|Ground:||Kennington Oval, Kennington|
|Scorecard:||England v Pakistan|
|Event:||Pakistan in British Isles 2006|
DateLine: 24th August 2006
Senior cricket officials from England and Pakistan met at a west London hotel on Wednesday ahead of the upcoming one-day clash between their two nations after the climax of their Test series was cut short by last weekend's ball-tampering row.
Pakistan had threatened to boycott the five-match one-day series if captain Inzamam-ul-Haq was banned as a result of charges of ball-tampering and bringing cricket into disrepute following their forfeiture of the fourth Test against England at The Oval.
A disciplinary hearing was due to take place Friday in London but was postponed Wednesday because of the unavailabity of International Cricket Council (ICC) chief match referee Ranjan Madugalle, who had been due to hear the case.
In a statement ICC chief executive Malcolm Speed said the fact that the one-dayers were taking place from August 30 to September 10 meant it would be "extremely difficult" for a hearing to take place during that period.
When asked if the one-dayers would go ahead as planned, Pakistan tour manager Zaheer Abbas told AFP in London by telephone. "We will play. There will be no problem."
But it then emerged that doubts still remained about whether his side would take part with the case against Inzamam unresolved.
England and Wales Cricket Board (ECB) chairman David Morgan met with Pakistan counterpart Shaharyar Khan and Inzamam for more than 30 minutes.
Morgan refused to explain what had been discussed, saying only: "I am always available to my counterparts with the Pakistan board, and that was the case today (Wednesday)," before adding he was in no position to comment further.
The one-day series, which is preceded by a Twenty20 match at Bristol on Monday, has been in jeopardy ever since Pakistan threatened a withdrawal if Inzamam received a lengthy ban for his part in the team's refusal to come back on the field on Sunday in protest at the award of five penalty runs to England by on-field umpires Darrell Hair and Billy Doctrove because of ball-tampering.
It is estimated that the cost of a cancelled one-day series to the ECB would be 10 million pounds.

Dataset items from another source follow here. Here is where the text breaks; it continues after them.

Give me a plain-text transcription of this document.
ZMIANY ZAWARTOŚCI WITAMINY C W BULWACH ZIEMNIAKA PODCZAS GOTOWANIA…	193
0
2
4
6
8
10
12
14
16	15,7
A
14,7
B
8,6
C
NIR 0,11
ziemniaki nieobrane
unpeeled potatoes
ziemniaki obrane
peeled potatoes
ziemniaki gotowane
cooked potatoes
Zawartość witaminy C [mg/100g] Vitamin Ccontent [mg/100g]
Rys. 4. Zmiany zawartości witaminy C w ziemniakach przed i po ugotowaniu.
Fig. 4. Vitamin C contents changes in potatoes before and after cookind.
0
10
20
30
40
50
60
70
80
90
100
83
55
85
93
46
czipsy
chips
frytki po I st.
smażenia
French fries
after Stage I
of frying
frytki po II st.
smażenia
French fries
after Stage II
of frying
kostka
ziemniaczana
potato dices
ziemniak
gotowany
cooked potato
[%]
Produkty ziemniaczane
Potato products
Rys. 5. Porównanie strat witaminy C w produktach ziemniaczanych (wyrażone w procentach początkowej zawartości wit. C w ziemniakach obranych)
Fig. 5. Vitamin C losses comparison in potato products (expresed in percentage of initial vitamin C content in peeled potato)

Speed said the sole reason for the postponement was Madugalle's unavailability.
"The difficulty relates to the availability of Ranjan Madugalle to chair the hearing as he is dealing with a private and personal matter that requires his urgent attention.

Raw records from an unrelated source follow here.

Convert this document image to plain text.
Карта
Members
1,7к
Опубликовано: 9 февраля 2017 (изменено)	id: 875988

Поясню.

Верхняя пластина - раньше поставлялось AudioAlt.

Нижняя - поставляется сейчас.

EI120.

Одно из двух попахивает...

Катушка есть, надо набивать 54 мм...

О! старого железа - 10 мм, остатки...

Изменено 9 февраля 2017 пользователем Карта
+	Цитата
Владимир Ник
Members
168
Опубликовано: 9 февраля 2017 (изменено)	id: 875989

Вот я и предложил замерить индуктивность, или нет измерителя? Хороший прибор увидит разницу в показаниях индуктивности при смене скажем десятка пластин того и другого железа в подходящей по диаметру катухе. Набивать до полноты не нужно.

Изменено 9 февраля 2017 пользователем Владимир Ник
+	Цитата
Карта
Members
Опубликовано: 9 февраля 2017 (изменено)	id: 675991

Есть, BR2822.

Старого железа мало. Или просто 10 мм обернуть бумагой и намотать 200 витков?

"Pakistan and England, as the host country, have both expressed a preference for Ranjan to hear the case and on that basis we have agreed to the postponement.
"We have looked at potential alternatives but, as the ICC's chief referee and a person with immense credibility within the game, Ranjan is the most appropriate person to adjudicate in this matter," the Australian added.
"We are yet to decide upon a new date but the intense nature of the upcoming one-day international series between England and Pakistan is likely to make it extremely difficult to fit in a hearing during that period.
"I should stress that the reason for the postponement is related solely to Ranjan's availability. We would ask that his privacy is respected at this time," Speed said.
Details of the new date and the venue for the hearing will be announced in due course.
Pakistan's forfeit was the first in the 129-year history of Test cricket and saw England secure a victory that gave them the four-match series 3-0.
Pakistan asked the ICC to bar Hair, who has been repeatedly accused of being biased against teams from the subcontinent, from officiating in any more of their matches.
But, in an earlier statement, Speed stressed that it was the responsibilty of ICC, and not individual countries, to select match officials "without fear or favour."